The book is peppered with quotes from everyone from leaders of the LDS Church to Oprah and Anna Quindlen. Johnson also shares many personal stories about her life before and after she became a mother. The central message of the book is one of support and understanding for mothers every where and in every situation.
My favorite part of the book was the chapter titled "Walking in each other's shoes." Johnson discusses how we as mothers, judge and criticize each other too quickly and too harshly without really knowing each other and our stories. "In every woman's story there are unknowns-struggles only she knows about, fears she's tried to overcome but still harbors, disappointments and sorrows she bears. The last thing any of us wants-or needs-is to be judged by others who don't know our stories, in part or at all." (104) Instead of judging and criticizing, we as women and mothers need to show charity and compassion towards one another.
I also really enjoyed two quotes from Bruce C. Hafen that Johnson shared on this same topic.

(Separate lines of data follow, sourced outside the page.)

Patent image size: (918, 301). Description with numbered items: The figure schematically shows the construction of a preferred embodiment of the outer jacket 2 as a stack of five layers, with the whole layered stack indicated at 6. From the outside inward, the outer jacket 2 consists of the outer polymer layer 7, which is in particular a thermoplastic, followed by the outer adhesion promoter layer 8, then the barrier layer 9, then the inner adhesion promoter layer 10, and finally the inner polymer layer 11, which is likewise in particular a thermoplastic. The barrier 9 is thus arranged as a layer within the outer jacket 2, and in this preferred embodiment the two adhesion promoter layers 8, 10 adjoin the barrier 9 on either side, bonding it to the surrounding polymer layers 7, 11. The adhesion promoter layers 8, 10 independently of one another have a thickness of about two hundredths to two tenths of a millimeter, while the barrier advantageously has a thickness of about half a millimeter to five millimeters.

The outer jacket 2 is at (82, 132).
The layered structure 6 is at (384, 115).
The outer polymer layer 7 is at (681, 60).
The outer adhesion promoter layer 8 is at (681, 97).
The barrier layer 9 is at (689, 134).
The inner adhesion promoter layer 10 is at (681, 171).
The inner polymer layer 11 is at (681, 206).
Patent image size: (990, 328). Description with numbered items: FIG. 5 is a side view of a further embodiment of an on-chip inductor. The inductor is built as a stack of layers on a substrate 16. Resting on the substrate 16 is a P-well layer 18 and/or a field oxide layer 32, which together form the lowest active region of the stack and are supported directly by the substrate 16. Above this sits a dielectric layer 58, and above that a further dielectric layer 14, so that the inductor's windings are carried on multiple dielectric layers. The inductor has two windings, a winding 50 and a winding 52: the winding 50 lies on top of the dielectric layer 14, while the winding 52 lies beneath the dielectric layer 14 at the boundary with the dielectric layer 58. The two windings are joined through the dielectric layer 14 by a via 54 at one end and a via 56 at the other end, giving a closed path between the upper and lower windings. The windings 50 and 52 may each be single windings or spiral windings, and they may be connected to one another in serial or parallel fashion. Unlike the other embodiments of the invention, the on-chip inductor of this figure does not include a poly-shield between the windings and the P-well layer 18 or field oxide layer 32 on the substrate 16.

- "Can we love and support each other without judging each other harshly? So many of us are trying our hardest to live the commandments, often against great odds in our personal lives and unique family situations. Heaven knows, the world isn't giving us much support in these relationships. Let us support one another, even when-especailly when we differ on matters of personal choice and circumstance. Those are usually differences of preference, not principle." ("Women and the Moral Center of Gravity." in Ye Shall Bear Record of Me, 300).
- "If LDS women criticize each other rather than connect with and support each other, the adversary wins the day by driving wedges into natural, womanly relationships of strength. Because women can give so much never-failing charity to each other in relationships, one curse of the modern world has been to isolate and alienate women-including LDS women-from one another by making them more competitive" ("Women and the Moral Center of Gravity." in Ye Shall Bear Record of Me, 300).